L'ex-Libertines Peter Doherty a concocté un magnifique album de folk-rock à fleur de peau avec le guitariste français Frédéric Lo...

"La poésie est un narcotique qui développe l’esprit. Elle induit l’imagination et la fait exploser. C’est une sorte d’évasion, une manière de passer par-dessus les barrières et les barbelés qu’on se pose," explique Peter Doherty. Installé en Normandie, avec les falaises d’Étretat à contempler et traverser à toutes les heures, même s’il préfère les verts et les gris du matin, l’ex-Libertines puise une inspiration nouvelle, comme Monet, Courbet, Delacroix, Hugo, Offenbach et d’autres avant lui. Le poète adulé et maudit y a-t-il trouvé sa voie, lui qui se dit paumé ? La flamboyance punk des Libertines et des Babyshambles, l’enfant du siècle l’avait remplacée par le charme discret du brillant Grace/Wasteland en 2009, Hamburg Demonstrations en 2016, puis par un rock édulcoré et moins mémorable aux côtés des Puta Madres et un premier long format en 2019. Trois ans plus tard, le voilà pleinement inspiré par les mélodies de l’homme de l’ombre Frédéric Lo (Alain Chamfort, Alex Beaupain et bien d’autres), d’abord venu le voir pour reprendre Inutile et hors d'usage, figurant sur son album Crèvecœur (2004) en tandem avec Daniel Darc, à qui il veut dédier un disque hommage.

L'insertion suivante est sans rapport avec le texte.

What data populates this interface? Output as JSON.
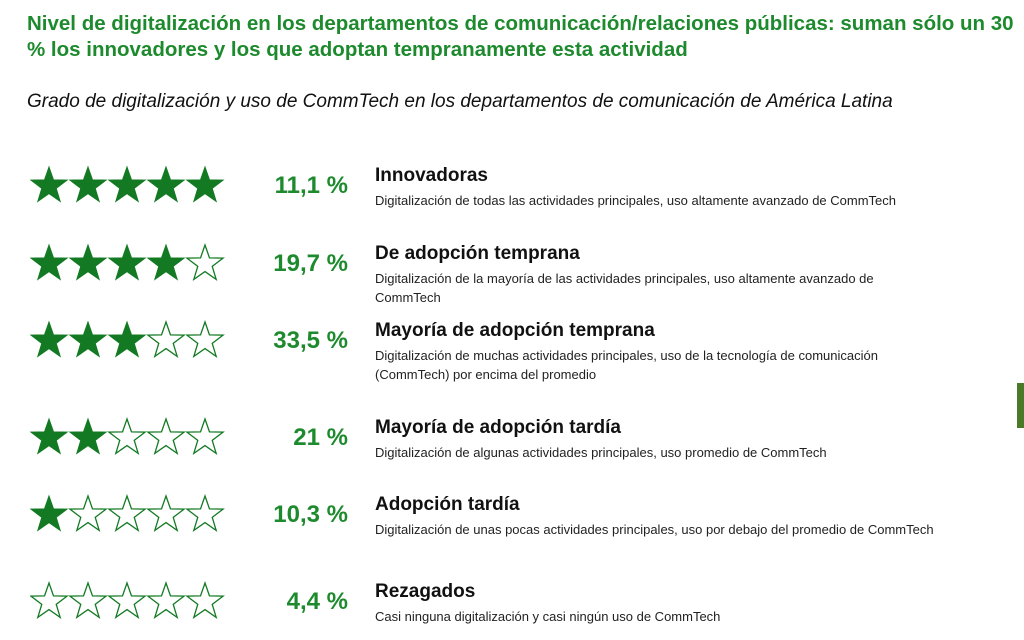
{
  "header": {
    "title_a_bold": "Nivel de digitalización",
    "title_b": " en los departamentos de comunicación/relaciones públicas: suman sólo un 30 % los ",
    "title_c_bold": "innovadores y los que adoptan tempranamente esta actividad",
    "subtitle": "Grado de digitalización y uso de CommTech en los departamentos de comunicación de América Latina"
  },
  "colors": {
    "accent": "#1e8a2e",
    "star_fill": "#137a23",
    "side_bar": "#4a7a28"
  },
  "chart_data": {
    "type": "table",
    "max_stars": 5,
    "rows": [
      {
        "name": "Innovadoras",
        "percent": "11,1 %",
        "value": 11.1,
        "stars": 5,
        "description": "Digitalización de todas las actividades principales, uso altamente avanzado de CommTech"
      },
      {
        "name": "De adopción temprana",
        "percent": "19,7 %",
        "value": 19.7,
        "stars": 4,
        "description": "Digitalización de la mayoría de las actividades principales, uso altamente avanzado de CommTech"
      },
      {
        "name": "Mayoría de adopción temprana",
        "percent": "33,5 %",
        "value": 33.5,
        "stars": 3,
        "description": "Digitalización de muchas actividades principales, uso de la tecnología de comunicación (CommTech) por encima del promedio"
      },
      {
        "name": "Mayoría de adopción tardía",
        "percent": "21 %",
        "value": 21,
        "stars": 2,
        "description": "Digitalización de algunas actividades principales, uso promedio de CommTech"
      },
      {
        "name": "Adopción tardía",
        "percent": "10,3 %",
        "value": 10.3,
        "stars": 1,
        "description": "Digitalización de unas pocas actividades principales, uso por debajo del promedio de CommTech"
      },
      {
        "name": "Rezagados",
        "percent": "4,4 %",
        "value": 4.4,
        "stars": 0,
        "description": "Casi ninguna digitalización y casi ningún uso de CommTech"
      }
    ]
  }
}
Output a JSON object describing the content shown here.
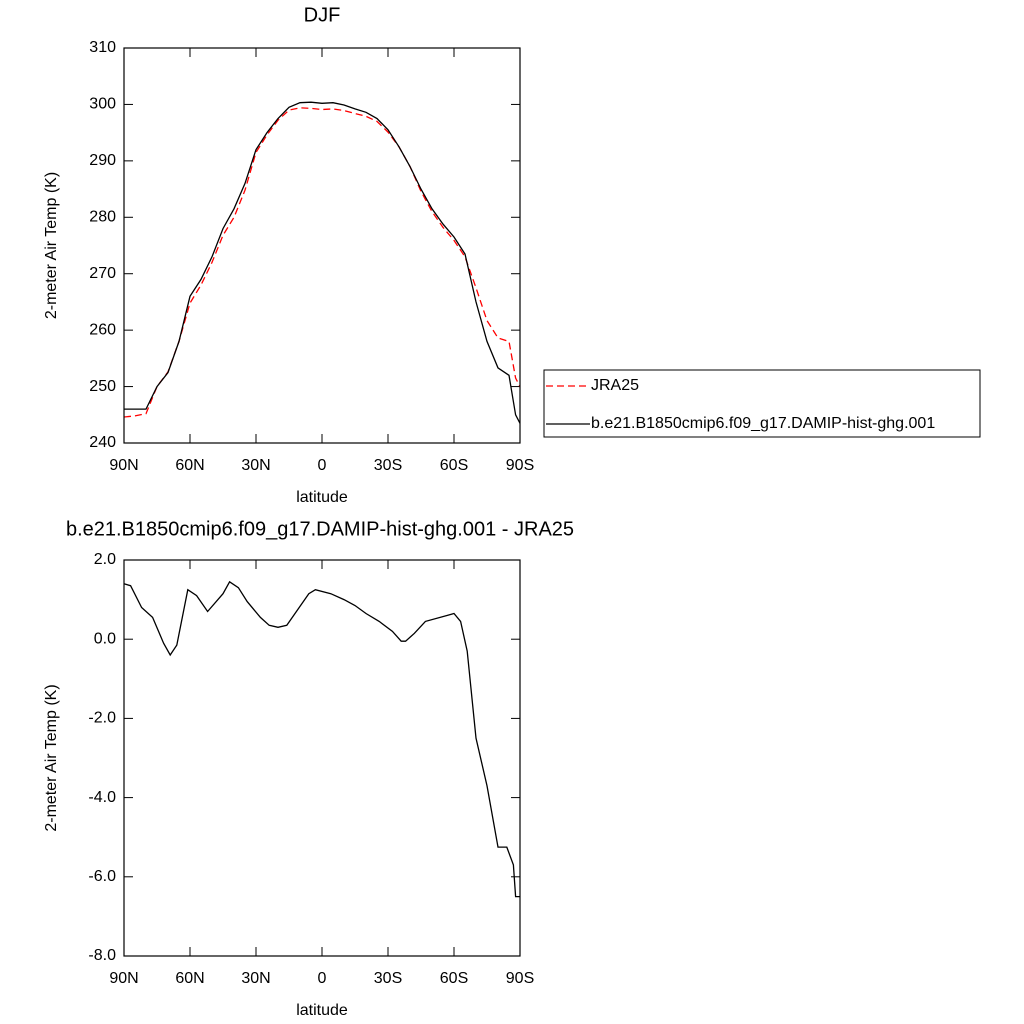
{
  "chart_data": [
    {
      "type": "line",
      "title": "DJF",
      "x_label": "latitude",
      "y_label": "2-meter Air Temp (K)",
      "x": [
        90,
        85,
        80,
        75,
        70,
        65,
        60,
        55,
        50,
        45,
        40,
        35,
        30,
        25,
        20,
        15,
        10,
        5,
        0,
        -5,
        -10,
        -15,
        -20,
        -25,
        -30,
        -35,
        -40,
        -45,
        -50,
        -55,
        -60,
        -65,
        -70,
        -75,
        -80,
        -85,
        -88,
        -90
      ],
      "series": [
        {
          "name": "JRA25",
          "color": "#ff0000",
          "line_style": "dashed",
          "values": [
            244.6,
            244.8,
            245.2,
            250,
            252.6,
            258,
            264.8,
            268,
            272,
            276.8,
            280,
            284.8,
            291.5,
            294.6,
            297.2,
            299,
            299.4,
            299.3,
            299.1,
            299.2,
            298.9,
            298.4,
            297.9,
            297,
            295.1,
            292.5,
            289,
            284.6,
            281,
            278.2,
            275.9,
            273,
            267.5,
            261.7,
            258.6,
            258,
            251.5,
            250
          ]
        },
        {
          "name": "b.e21.B1850cmip6.f09_g17.DAMIP-hist-ghg.001",
          "color": "#000000",
          "line_style": "solid",
          "values": [
            246,
            246,
            246,
            250,
            252.5,
            258,
            266,
            269,
            273,
            278,
            281.5,
            286,
            292,
            295,
            297.5,
            299.5,
            300.3,
            300.4,
            300.2,
            300.3,
            299.9,
            299.2,
            298.6,
            297.5,
            295.5,
            292.5,
            289,
            285,
            281.5,
            278.8,
            276.5,
            273.5,
            265,
            258,
            253.3,
            252,
            245,
            243.5
          ]
        }
      ],
      "xlim": [
        90,
        -90
      ],
      "xticks": [
        {
          "value": 90,
          "label": "90N"
        },
        {
          "value": 60,
          "label": "60N"
        },
        {
          "value": 30,
          "label": "30N"
        },
        0,
        {
          "value": -30,
          "label": "30S"
        },
        {
          "value": -60,
          "label": "60S"
        },
        {
          "value": -90,
          "label": "90S"
        }
      ],
      "ylim": [
        240,
        310
      ],
      "yticks": [
        240,
        250,
        260,
        270,
        280,
        290,
        300,
        310
      ],
      "legend": "right"
    },
    {
      "type": "line",
      "title": "b.e21.B1850cmip6.f09_g17.DAMIP-hist-ghg.001 - JRA25",
      "x_label": "latitude",
      "y_label": "2-meter Air Temp (K)",
      "x": [
        90,
        87,
        82,
        77,
        72,
        69,
        66,
        61,
        57,
        52,
        45,
        42,
        38,
        34,
        28,
        24,
        20,
        16,
        11,
        6,
        3,
        -4,
        -10,
        -15,
        -20,
        -26,
        -32,
        -36,
        -38,
        -42,
        -47,
        -57,
        -60,
        -63,
        -66,
        -70,
        -75,
        -80,
        -84,
        -87,
        -88,
        -90
      ],
      "series": [
        {
          "name": "difference",
          "color": "#000000",
          "line_style": "solid",
          "values": [
            1.4,
            1.35,
            0.8,
            0.55,
            -0.1,
            -0.4,
            -0.15,
            1.25,
            1.1,
            0.7,
            1.15,
            1.45,
            1.3,
            0.95,
            0.55,
            0.35,
            0.3,
            0.35,
            0.75,
            1.15,
            1.25,
            1.15,
            1.0,
            0.85,
            0.65,
            0.45,
            0.2,
            -0.05,
            -0.05,
            0.15,
            0.45,
            0.6,
            0.65,
            0.45,
            -0.3,
            -2.5,
            -3.7,
            -5.25,
            -5.25,
            -5.7,
            -6.5,
            -6.5
          ]
        }
      ],
      "xlim": [
        90,
        -90
      ],
      "xticks": [
        {
          "value": 90,
          "label": "90N"
        },
        {
          "value": 60,
          "label": "60N"
        },
        {
          "value": 30,
          "label": "30N"
        },
        0,
        {
          "value": -30,
          "label": "30S"
        },
        {
          "value": -60,
          "label": "60S"
        },
        {
          "value": -90,
          "label": "90S"
        }
      ],
      "ylim": [
        -8,
        2
      ],
      "yticks": [
        {
          "value": -8,
          "label": "-8.0"
        },
        {
          "value": -6,
          "label": "-6.0"
        },
        {
          "value": -4,
          "label": "-4.0"
        },
        {
          "value": -2,
          "label": "-2.0"
        },
        {
          "value": 0,
          "label": "0.0"
        },
        {
          "value": 2,
          "label": "2.0"
        }
      ]
    }
  ]
}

Frappé par sa puissance, Doherty demande d’autres compositions. “Il m’a joué une mélodie et ça m’a frappé immédiatement. Je me suis dit que ce morceau avait besoin de paroles et que je devrais les écrire.” Plus le Français joue, plus l’Anglais écrit. “Les paroles n’arrêtaient pas de me venir. Toutes ces idées incroyables n’arrêtaient pas de fuser. Je crois qu’en deux ou trois semaines, on avait bouclé l'album.The Fantasy Life of Poetry & Crime, crédité des noms des deux artistes – selon le vœu de Doherty –, assemble 12 ballades profondes et élégantes au piano et à la guitare, traversées par quelques rares violons.

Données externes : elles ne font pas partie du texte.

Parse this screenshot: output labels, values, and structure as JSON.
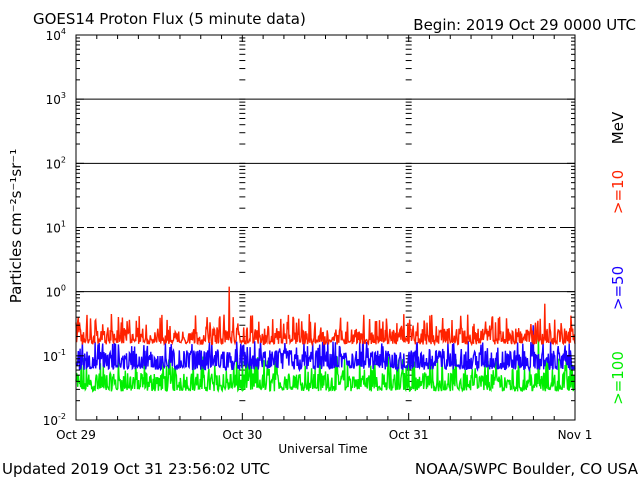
{
  "chart_data": {
    "type": "line",
    "title": "GOES14 Proton Flux (5 minute data)",
    "begin_label": "Begin: 2019 Oct 29 0000 UTC",
    "xlabel": "Universal Time",
    "ylabel": "Particles cm⁻²s⁻¹sr⁻¹",
    "energy_unit": "MeV",
    "y_scale": "log",
    "ylim": [
      0.01,
      10000
    ],
    "xlim_days": [
      0,
      3
    ],
    "x_ticks": [
      "Oct 29",
      "Oct 30",
      "Oct 31",
      "Nov 1"
    ],
    "y_ticks": [
      {
        "base": "10",
        "exp": "-2"
      },
      {
        "base": "10",
        "exp": "-1"
      },
      {
        "base": "10",
        "exp": "0"
      },
      {
        "base": "10",
        "exp": "1"
      },
      {
        "base": "10",
        "exp": "2"
      },
      {
        "base": "10",
        "exp": "3"
      },
      {
        "base": "10",
        "exp": "4"
      }
    ],
    "threshold_lines": [
      {
        "value": 1,
        "style": "solid"
      },
      {
        "value": 10,
        "style": "dashed"
      },
      {
        "value": 100,
        "style": "solid"
      },
      {
        "value": 1000,
        "style": "solid"
      }
    ],
    "series": [
      {
        "name": ">=10",
        "color": "#ff2200",
        "baseline": 0.2,
        "low": 0.15,
        "high": 0.45,
        "spikes": [
          [
            0.92,
            1.2
          ],
          [
            2.82,
            0.65
          ]
        ]
      },
      {
        "name": ">=50",
        "color": "#1a00ff",
        "baseline": 0.09,
        "low": 0.06,
        "high": 0.17,
        "spikes": [
          [
            2.75,
            0.3
          ]
        ]
      },
      {
        "name": ">=100",
        "color": "#00ee00",
        "baseline": 0.04,
        "low": 0.028,
        "high": 0.1,
        "spikes": [
          [
            2.78,
            0.2
          ]
        ]
      }
    ]
  },
  "footer": {
    "updated": "Updated 2019 Oct 31 23:56:02 UTC",
    "source": "NOAA/SWPC Boulder, CO USA"
  }
}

On retrouve ce folk-rock à fleur de peau, parfois susurré (The Ballad of), parfois turbulent (You Can't Keep It From Me Forever, Rock & Roll Alchemy), à la beauté vacillante et écorchée de son premier album solo, avec une recherche de l’épure au fil des chansons. C’est lent, mélancolique, lancinant, tortueux, fragile. On y trouve des éclats lumineux, offerts par des cuivres discrets et du glockenspiel (The Monster), des espaces sombres ou plus sobres simplement dessinés à la guitare acoustique (The Glassbower, Abe Wassenstein) ou des notes de piano (Far From the Madding Crowd). Du punk éclatant d’hier qui l’amena au zénith au folk évanescent et terrestre d’aujourd’hui, la trajectoire sinueuse de Doherty, frayée dans le vaste champ du romantisme et jalonnée de rencontres salvatrices, fascine. Son génie aussi.